3. Dolphins settle for David Garrard after talking with Alex Smith — One thing to remember is that while Matt Moore is far from a franchise quarterback, and his own franchise has admitted that often since the season ended, he threw 16 touchdown passes and nine interceptions last season behind a shaky offensive line and won six games as a starter. Garrard, if healthy, would be a solid veteran backup and it’s expected that Miami will select its quarterback of the future early in the draft. The QB position is not solidified yet, but with an early-round developmental signalcaller, like Ryan Tannehill, it will be in better shape than it was last season.

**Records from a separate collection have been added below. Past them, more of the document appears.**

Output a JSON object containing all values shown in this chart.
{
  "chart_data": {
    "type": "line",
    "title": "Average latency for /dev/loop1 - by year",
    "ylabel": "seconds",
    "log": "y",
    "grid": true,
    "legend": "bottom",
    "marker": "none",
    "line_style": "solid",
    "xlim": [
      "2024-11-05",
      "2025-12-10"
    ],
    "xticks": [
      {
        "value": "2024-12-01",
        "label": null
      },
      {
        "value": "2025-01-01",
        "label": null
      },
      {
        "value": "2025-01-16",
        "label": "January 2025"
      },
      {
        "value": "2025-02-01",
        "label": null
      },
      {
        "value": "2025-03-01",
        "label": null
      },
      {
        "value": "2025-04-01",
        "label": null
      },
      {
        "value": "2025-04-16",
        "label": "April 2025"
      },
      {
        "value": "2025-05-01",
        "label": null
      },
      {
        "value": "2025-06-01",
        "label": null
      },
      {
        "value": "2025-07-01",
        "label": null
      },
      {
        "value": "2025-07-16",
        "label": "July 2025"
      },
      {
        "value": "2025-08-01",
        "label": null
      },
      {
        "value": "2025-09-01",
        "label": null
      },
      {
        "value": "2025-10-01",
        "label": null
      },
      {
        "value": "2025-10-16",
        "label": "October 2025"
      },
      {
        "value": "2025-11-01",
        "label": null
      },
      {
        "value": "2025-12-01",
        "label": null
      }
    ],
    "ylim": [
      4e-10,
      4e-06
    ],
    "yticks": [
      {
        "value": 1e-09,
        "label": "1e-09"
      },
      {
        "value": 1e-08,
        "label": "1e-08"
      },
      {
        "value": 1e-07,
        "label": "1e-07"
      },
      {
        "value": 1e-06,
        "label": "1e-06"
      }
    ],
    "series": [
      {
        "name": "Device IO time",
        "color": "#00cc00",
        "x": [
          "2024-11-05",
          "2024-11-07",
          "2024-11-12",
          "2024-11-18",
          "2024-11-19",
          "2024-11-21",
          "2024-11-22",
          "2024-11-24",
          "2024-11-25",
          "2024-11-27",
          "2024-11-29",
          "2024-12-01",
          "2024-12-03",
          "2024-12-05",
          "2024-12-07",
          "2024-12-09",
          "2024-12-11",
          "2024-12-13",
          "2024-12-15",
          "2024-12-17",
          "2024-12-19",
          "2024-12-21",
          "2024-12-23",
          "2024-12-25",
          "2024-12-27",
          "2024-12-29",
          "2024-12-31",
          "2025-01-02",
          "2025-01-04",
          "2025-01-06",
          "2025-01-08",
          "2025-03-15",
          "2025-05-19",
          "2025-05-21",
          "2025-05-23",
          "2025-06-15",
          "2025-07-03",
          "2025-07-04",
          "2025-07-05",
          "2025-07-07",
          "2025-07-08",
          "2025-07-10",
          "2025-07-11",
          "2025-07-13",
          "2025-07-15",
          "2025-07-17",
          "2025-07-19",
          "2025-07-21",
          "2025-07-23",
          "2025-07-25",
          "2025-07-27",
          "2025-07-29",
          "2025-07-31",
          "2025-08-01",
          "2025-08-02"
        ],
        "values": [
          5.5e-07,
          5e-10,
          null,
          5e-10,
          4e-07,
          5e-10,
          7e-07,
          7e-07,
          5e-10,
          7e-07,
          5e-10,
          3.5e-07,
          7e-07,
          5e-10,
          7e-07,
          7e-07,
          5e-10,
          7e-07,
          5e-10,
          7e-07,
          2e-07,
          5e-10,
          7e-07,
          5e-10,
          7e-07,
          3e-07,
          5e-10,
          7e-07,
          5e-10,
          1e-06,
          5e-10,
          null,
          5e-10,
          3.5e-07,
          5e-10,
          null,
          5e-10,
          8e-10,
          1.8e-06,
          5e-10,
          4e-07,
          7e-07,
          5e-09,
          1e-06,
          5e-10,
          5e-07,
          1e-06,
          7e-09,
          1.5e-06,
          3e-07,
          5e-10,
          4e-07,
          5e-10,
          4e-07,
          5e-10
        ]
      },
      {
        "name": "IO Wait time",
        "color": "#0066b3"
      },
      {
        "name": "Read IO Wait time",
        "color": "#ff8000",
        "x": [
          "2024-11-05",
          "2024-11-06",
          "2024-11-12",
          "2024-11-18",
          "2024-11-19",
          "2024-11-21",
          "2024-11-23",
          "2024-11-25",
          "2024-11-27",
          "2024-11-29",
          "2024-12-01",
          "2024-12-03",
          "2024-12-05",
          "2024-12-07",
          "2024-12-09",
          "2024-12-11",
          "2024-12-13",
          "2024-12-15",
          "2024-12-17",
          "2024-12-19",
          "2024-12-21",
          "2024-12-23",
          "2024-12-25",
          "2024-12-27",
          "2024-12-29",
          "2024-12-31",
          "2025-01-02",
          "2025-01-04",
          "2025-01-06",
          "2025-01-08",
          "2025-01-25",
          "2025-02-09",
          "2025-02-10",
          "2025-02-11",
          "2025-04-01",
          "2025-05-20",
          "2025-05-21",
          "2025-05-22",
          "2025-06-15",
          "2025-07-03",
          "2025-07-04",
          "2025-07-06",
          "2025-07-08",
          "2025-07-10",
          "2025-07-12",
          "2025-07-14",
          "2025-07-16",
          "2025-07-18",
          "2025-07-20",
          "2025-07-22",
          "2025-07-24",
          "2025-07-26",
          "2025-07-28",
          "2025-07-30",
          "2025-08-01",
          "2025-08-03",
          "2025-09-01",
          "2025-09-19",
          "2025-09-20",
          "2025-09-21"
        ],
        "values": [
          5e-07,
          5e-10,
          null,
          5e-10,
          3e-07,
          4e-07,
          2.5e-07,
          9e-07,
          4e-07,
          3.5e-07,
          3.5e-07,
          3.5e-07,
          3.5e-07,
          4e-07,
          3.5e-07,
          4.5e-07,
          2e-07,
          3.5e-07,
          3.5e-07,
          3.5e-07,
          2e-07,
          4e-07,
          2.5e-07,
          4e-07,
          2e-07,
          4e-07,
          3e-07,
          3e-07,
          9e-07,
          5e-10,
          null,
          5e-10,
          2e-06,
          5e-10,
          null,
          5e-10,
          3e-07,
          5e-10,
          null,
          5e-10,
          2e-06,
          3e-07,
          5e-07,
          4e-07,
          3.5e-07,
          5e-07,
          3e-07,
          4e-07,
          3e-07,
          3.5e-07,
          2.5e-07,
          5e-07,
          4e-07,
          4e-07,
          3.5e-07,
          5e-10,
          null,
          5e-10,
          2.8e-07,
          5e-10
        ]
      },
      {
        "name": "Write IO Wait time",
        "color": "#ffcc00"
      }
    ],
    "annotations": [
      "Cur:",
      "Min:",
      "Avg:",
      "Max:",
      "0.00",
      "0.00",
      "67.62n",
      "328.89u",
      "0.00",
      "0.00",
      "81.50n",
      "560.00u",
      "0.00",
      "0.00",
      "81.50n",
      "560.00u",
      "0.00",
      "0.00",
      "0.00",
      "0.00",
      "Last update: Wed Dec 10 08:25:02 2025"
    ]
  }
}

4. Jeff Ireland continues to drop the ball in bringing free agents to Miami — Ross turned some heads in December when he decided to axe Tony Sparano but retain Ireland. “I think it’s unfair, I don’t like it. I don’t think Jeff likes it,” Ross said about the heat Ireland has received. “Comes with the job,” Ireland said. “It’s not my first time to have a little adversity.” Want some optimism? Ireland’s best attribute is considered his scouting, and the early returns on his first draft without Bill Parcells in the room are positive. Mike Pouncey had a solid year at center, Charles Clay emerged as a weapon on offense, Daniel Thomas showed some flashes when healthy, Jimmy Wilson made a couple plays in the secondary and Clyde Gates came on late in the season. This is another crucial draft for Ireland, especially with an expected pick coming at the quarterback position, but Dolphins fans can look at last year’s draft and feel at least an ounce of confidence that the GM can come through with some immediate contributors. But Ireland will need to do a lot more than draft well to keep protesters away from the facility.
The picture is bleak in Miami for many reasons, and right now it is because the team simply has yet to improve based on free agency. Another receiver needs to step up, the right side of the O-line needs to be filled and there are plenty of questions at safety — and that’s not even mentioning play at the crucial quarterback position. But, looking at it from a more positive light, re-signing Soliai was a very good move. Miami still should have one of the better front sevens in the NFL, and on offense, the Dolphins still have top talents such as Jake Long and Reggie Bush.
It’s hard for the fans to find any silver lining, and unless the Dolphins have a stellar draft and can pile up victories in the fall, their failures in March will show that “losing” the offseason can come back and bite you.